Basecamp65 · 13/02/2021 17:37

Listening to a daughter crying down the phone to me after she had visited her Mum who had dementia and was in a care home..

She had done a window visit with her but her Mum who could not understand why she could not come in and was crying and crying trying to find her way out to give her daughter a cuddle.

MiaMarshmallows · 13/02/2021 17:38

Positive- The first lockdown when I spent it with my partner and his kids, we had a lovely time and it bonded us all even more.

Negative-
In early March watching the news and hearing 'Many of your loved ones will die.'
Boris Johnsons first briefing when he told us all to stay at home. It was terrifying.
Being made redundant and seeing others in my family lose their jobs.
Being apart from DP as I had to go back to my home town for my then job.
Seeing the effects on DP's young daughter.

ffsonly46 · 13/02/2021 17:38

"got"his first vaccine shot.

nicknamehelp · 13/02/2021 17:39

Negative lots of things but mainly the stress of just going shopping
Positive spending time with teenage dc who in normal times would not see for dust.

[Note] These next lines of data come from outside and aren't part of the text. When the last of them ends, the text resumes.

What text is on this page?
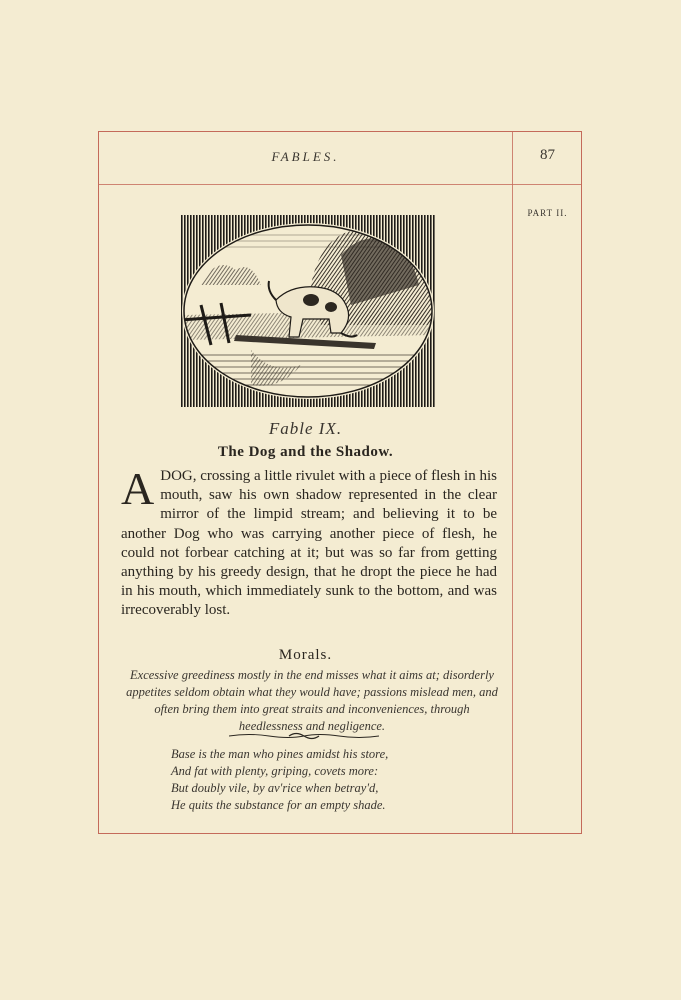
FABLES.	87
PART II.
Fable IX.
The Dog and the Shadow.
ADOG, crossing a little rivulet with a piece of flesh in his mouth, saw his own shadow represented in the clear mirror of the limpid stream; and believing it to be another Dog who was carrying another piece of flesh, he could not forbear catching at it; but was so far from getting anything by his greedy design, that he dropt the piece he had in his mouth, which immediately sunk to the bottom, and was irrecoverably lost.
Morals.
Excessive greediness mostly in the end misses what it aims at; disorderly appetites seldom obtain what they would have; passions mislead men, and often bring them into great straits and inconveniences, through heedlessness and negligence.
Base is the man who pines amidst his store,
And fat with plenty, griping, covets more:
But doubly vile, by av'rice when betray'd,
He quits the substance for an empty shade.
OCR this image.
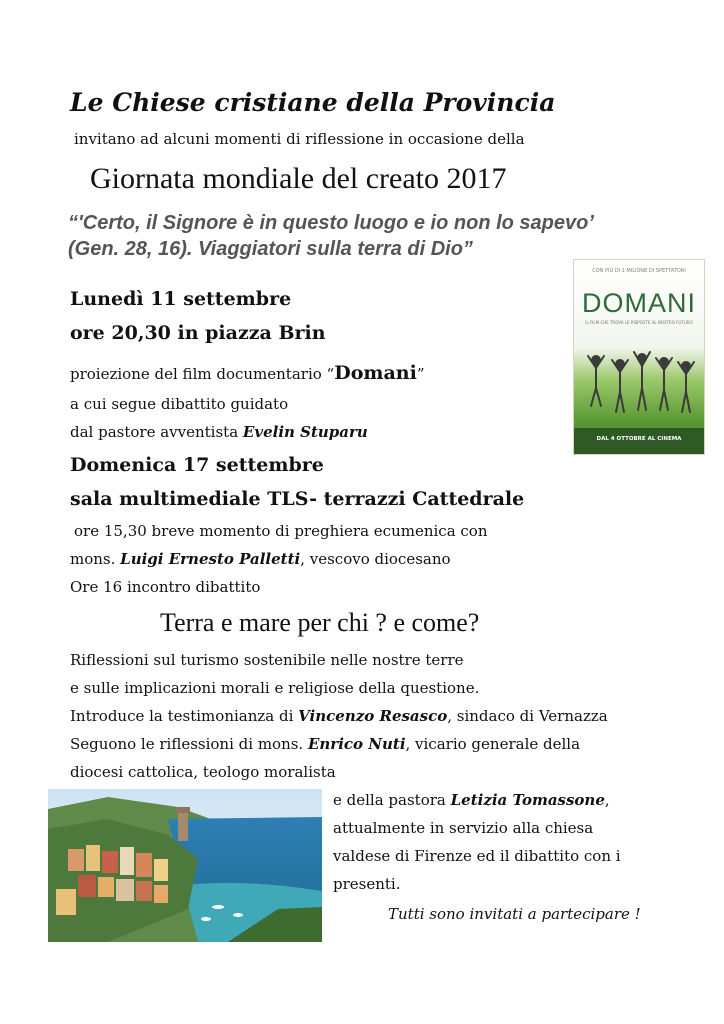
Le Chiese cristiane della Provincia
invitano ad alcuni momenti di riflessione in occasione della
Giornata mondiale del creato 2017
“'Certo, il Signore è in questo luogo e io non lo sapevo’
(Gen. 28, 16). Viaggiatori sulla terra di Dio”
CON PIÙ DI 1 MILIONE DI SPETTATORI
DOMANI
IL FILM CHE TROVA LE RISPOSTE AL NOSTRO FUTURO
DAL 4 OTTOBRE AL CINEMA
Lunedì 11 settembre
ore 20,30 in piazza Brin
proiezione del film documentario “Domani”
a cui segue dibattito guidato
dal pastore avventista Evelin Stuparu
Domenica 17 settembre
sala multimediale TLS- terrazzi Cattedrale
ore 15,30 breve momento di preghiera ecumenica con
mons. Luigi Ernesto Palletti, vescovo diocesano
Ore 16 incontro dibattito
Terra e mare per chi ? e come?
Riflessioni sul turismo sostenibile nelle nostre terre
e sulle implicazioni morali e religiose della questione.
Introduce la testimonianza di Vincenzo Resasco, sindaco di Vernazza
Seguono le riflessioni di mons. Enrico Nuti, vicario generale della
diocesi cattolica, teologo moralista
e della pastora Letizia Tomassone,
attualmente in servizio alla chiesa
valdese di Firenze ed il dibattito con i
presenti.
Tutti sono invitati a partecipare !
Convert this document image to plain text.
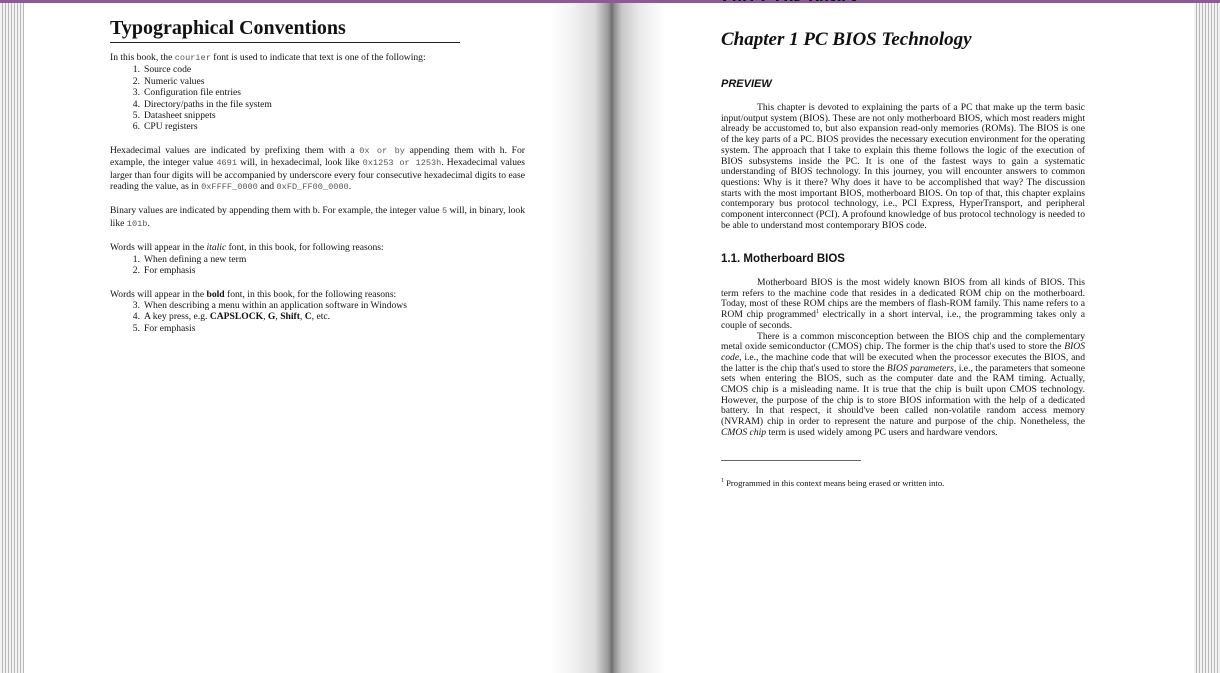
Typographical Conventions

In this book, the courier font is used to indicate that text is one of the following:

1. Source code
2. Numeric values
3. Configuration file entries
4. Directory/paths in the file system
5. Datasheet snippets
6. CPU registers

Hexadecimal values are indicated by prefixing them with a 0x or by appending them with h. For example, the integer value 4691 will, in hexadecimal, look like 0x1253 or 1253h. Hexadecimal values larger than four digits will be accompanied by underscore every four consecutive hexadecimal digits to ease reading the value, as in 0xFFFF_0000 and 0xFD_FF00_0000.

Binary values are indicated by appending them with b. For example, the integer value 5 will, in binary, look like 101b.

Words will appear in the italic font, in this book, for following reasons:

1. When defining a new term
2. For emphasis

Words will appear in the bold font, in this book, for the following reasons:

3. When describing a menu within an application software in Windows
4. A key press, e.g. CAPSLOCK, G, Shift, C, etc.
5. For emphasis
Chapter 1 PC BIOS Technology
PREVIEW

This chapter is devoted to explaining the parts of a PC that make up the term basic input/output system (BIOS). These are not only motherboard BIOS, which most readers might already be accustomed to, but also expansion read-only memories (ROMs). The BIOS is one of the key parts of a PC. BIOS provides the necessary execution environment for the operating system. The approach that I take to explain this theme follows the logic of the execution of BIOS subsystems inside the PC. It is one of the fastest ways to gain a systematic understanding of BIOS technology. In this journey, you will encounter answers to common questions: Why is it there? Why does it have to be accomplished that way? The discussion starts with the most important BIOS, motherboard BIOS. On top of that, this chapter explains contemporary bus protocol technology, i.e., PCI Express, HyperTransport, and peripheral component interconnect (PCI). A profound knowledge of bus protocol technology is needed to be able to understand most contemporary BIOS code.

1.1. Motherboard BIOS

Motherboard BIOS is the most widely known BIOS from all kinds of BIOS. This term refers to the machine code that resides in a dedicated ROM chip on the motherboard. Today, most of these ROM chips are the members of flash-ROM family. This name refers to a ROM chip programmed$^1$ electrically in a short interval, i.e., the programming takes only a couple of seconds.

There is a common misconception between the BIOS chip and the complementary metal oxide semiconductor (CMOS) chip. The former is the chip that's used to store the BIOS code, i.e., the machine code that will be executed when the processor executes the BIOS, and the latter is the chip that's used to store the BIOS parameters, i.e., the parameters that someone sets when entering the BIOS, such as the computer date and the RAM timing. Actually, CMOS chip is a misleading name. It is true that the chip is built upon CMOS technology. However, the purpose of the chip is to store BIOS information with the help of a dedicated battery. In that respect, it should've been called non-volatile random access memory (NVRAM) chip in order to represent the nature and purpose of the chip. Nonetheless, the CMOS chip term is used widely among PC users and hardware vendors.

$^1$ Programmed in this context means being erased or written into.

JustLyra · 13/02/2021 17:39

Watching my SIL walking to her car on our drive after dropping her kids off once the schools shut.

She works in ICU, they were getting busier and busier and her Mum, who was her childcare for evenings and backing up childminder/school bits, couldn’t possibly do full time childcare for three kids. A combo of my youngest being CEV and distance meant we couldn’t have the kids coming and going between houses daily. So she had to choose between dropping her kids off here for an unknown amount of time or quitting at a time when her dept was under massive pressure. She just looked so sad walking away because she just knew it wasn’t the same as the usual week at our house in the holidays.

On the upside though I’ll never forget wandering down to my living room at 4am having heard a noise and finding my Ds(11), my DD(7) and two of SIL’s (10 & 8) being facilitated by two of my teens in a midnight picnic. Apparently SIL’s 10yo was upset and missing her mum so they decided between them all to have a “midnight sneak”. Seeing them all pull together was a lovely moment.

Gingernaut · 13/02/2021 17:39

Notices like this

Which specific moment from this will stay with you forever?
1990shopefulftm · 13/02/2021 17:40

My DS was born which was wonderful in itself but it took me two months to come to terms with lots of the hospital experience including being in pain and not being allowed my husband and all the other poor women on my ward screaming.

I won't be having another baby as I wouldn't ever feel safe on a maternity ward again as we both got sepsis due to the delivery suite being so busy as they had staff off self isolating so my waters were left broken for over 3 days and I tried to fight for us to get antibiotics at least but with no DH at night it was difficult.